Well, we've been through a few months of "emboldening the enemy" and I strongly suspect that the words "surrender" and "retreat" will be the next GOP talking points for the American people when it comes to the future of our presence in Iraq.

Senate Republicans know they're behind the eight ball and that the vast majority of Americans want us out of Iraq and our troops back home, so they need to constantly retool their manipulative language to find a way to get under everyone's skin and make them support the failed Republican agenda in Iraq.

The GOP is also smart enough to know that we're generally a tough, stubborn people but that a certain percentage of our population watches Fox News and, well, aren’t the sharpest knives in the drawer… So throwing out words like "surrender" and "retreat" to describe the Democratic plan to end the Iraq quagmire seems to fit their game plan for sowing fear and doubt.

"The American people await this vote. The Iraqi people await this vote. Al Qaeda awaits this vote," said Senator Sam Brownback (R-KS) while arguing earlier this week for the amendment to strip withdrawal language from the $122 billion Iraq supplemental bill. "I believe that instead of giving the terrorists a reason to be hopeful and sending mixed signals to our forces in the field, we should be talking about the possibility of a federal Iraq. We need to stop talking about how to retreat and start talking about winning in Iraq."

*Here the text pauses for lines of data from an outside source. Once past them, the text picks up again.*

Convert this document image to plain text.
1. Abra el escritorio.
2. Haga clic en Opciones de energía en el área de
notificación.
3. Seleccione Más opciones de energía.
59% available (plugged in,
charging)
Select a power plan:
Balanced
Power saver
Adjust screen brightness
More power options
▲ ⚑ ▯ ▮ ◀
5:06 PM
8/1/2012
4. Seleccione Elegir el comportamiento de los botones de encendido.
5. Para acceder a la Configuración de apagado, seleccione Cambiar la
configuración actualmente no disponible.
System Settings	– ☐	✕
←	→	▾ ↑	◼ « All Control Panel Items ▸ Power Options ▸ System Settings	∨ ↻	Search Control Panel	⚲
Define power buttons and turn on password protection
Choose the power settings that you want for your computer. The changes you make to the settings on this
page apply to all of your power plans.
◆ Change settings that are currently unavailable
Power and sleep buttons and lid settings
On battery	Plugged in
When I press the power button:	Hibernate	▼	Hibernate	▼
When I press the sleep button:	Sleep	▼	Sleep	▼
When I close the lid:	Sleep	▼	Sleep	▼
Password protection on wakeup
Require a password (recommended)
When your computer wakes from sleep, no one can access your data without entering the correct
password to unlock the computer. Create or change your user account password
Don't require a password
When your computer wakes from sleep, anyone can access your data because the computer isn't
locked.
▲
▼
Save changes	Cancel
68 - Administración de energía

Hey, what American wants to be seen as retreating, right? And it was kind of nifty the way Brownback slipped al-Qaeda in there too.

Senate Republican Leader Mitch McConnell (R-KY) sent out a press release Tuesday entitled "Congress Should Not Announce a Surrender Date."

"Attempting to have it both ways — by slipping a withdrawal date into this bill, by making the support of our troops contingent on a dangerous and defeatist surrender date, was wrong a week and a half ago. It’s wrong now," said McConnell, in the statement.

Republicans figure we as a people hate to think of ourselves as surrendering, so they want to throw that one around a bit too.

Sometimes they blend new buzz-phrases with old, such as when Wayne Allard (R-CO) said this before the affirmative Senate vote mandating that withdrawal from Iraq start in four months: "I believe the vote yesterday to retreat from Iraq was a serious mistake. Our enemies now look upon the United States as a country with no resolve, a country that will cut and run when things get tough."

And who better to jump into all of this cynicism than the man who hopes to be the Republican standard-bearer in 2008, John McCain?

"Supporters of this provision say they want a date certain for a U.S. withdrawal from Iraq. But, Mr. President, what they have offered us is more accurately described as a date certain for surrender, with grave consequences for the future of Iraq, the stability of the Middle East and the security of Americans at home and abroad," said McCain on the Senate floor Tuesday.

Let's all at least give McCain credit for stopping his presidential fundraising long enough to come back to D.C. and at least vote on this one.

Now that the funding bill containing the troop-withdrawal language passed this week, I'm on pins and needles waiting to hear what they'll start calling the Democrats responsible for pushing it through.

"Cut and runners" is kind of played out… The smart money says they'll go with either "yellow-bellies" or "scaredy-cats."